Карен Свасьян "Европа после заката"

Nov 16, 2024 22:50

Книга семьсот сорок третья

Карен Свасьян "Европа после заката"
Статьи:
Час бесноватого из Гадары
Германия: эффект отсутствия
Гнозис и политика
О будущем Европы в свете её настоящего: «Закат Европы» Освальда Шпенглера и его предварительные итоги
Европа во тьме
2007-2022 гг., ~100 стр.

В сентябре скончался философ Карен Свасьян, sergius_v_k собрал несколько его статей, связанных общей темой. Я, по своему обыкновению, для чтения их распечатал и переплел в книжечку. А книга должна иметь название - вот я назвал ее "Европа после заката" с прозрачной отсылкой к книге Шпенглера.

Здесь Свасьян выступает не как философ, а скорее как публицист. Или даже нет - как рыцарь-защитник Европы, защитник от того, во что она превратилась. Или во что ее превратили - это целенаправленное действие.

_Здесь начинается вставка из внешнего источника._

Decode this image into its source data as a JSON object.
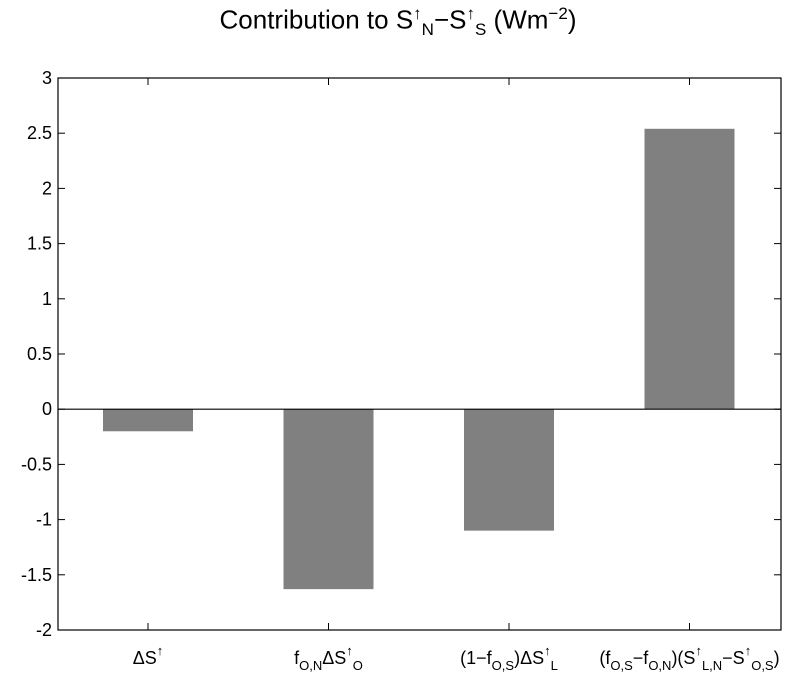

Но в какой бы роли автор не выступал, философский бэкграунд дает о себе знать и потому начинает он с некоего теоретическо-методологического вступления:

Если позволительно говорить о симптоматологии не только в медицине, но и в социологии, то задача социолога, описывающего состояние общества, будет заключаться в различении фактов на побочные, второстепенные и такие, которые имеют значимость симптомов. Симптом - это признак, примета, отсылающая к сущности вещи (к самой вещи), в отличие от случайных и ничего не говорящих примет. Социология лишь выиграла бы, сумей она равняться не столько на философию или статистику, сколько на медицину, после чего её внимание было бы направлено не на умные или безумные отвлечённости, а на болезни.
Болезнь понималась бы тогда как фундаментальная социологическая категория, первофеномен общества, которое больно по определению. Вопрос в том, способен ли социолог, говоря о болезни, не только мыслить её как понятие, но и ощущать её в то же время как боль. Болезнь, только мыслимая, а не ощущаемая, носит призрачный, нереальный характер, что затрудняет, если не упраздняет саму возможность лечения.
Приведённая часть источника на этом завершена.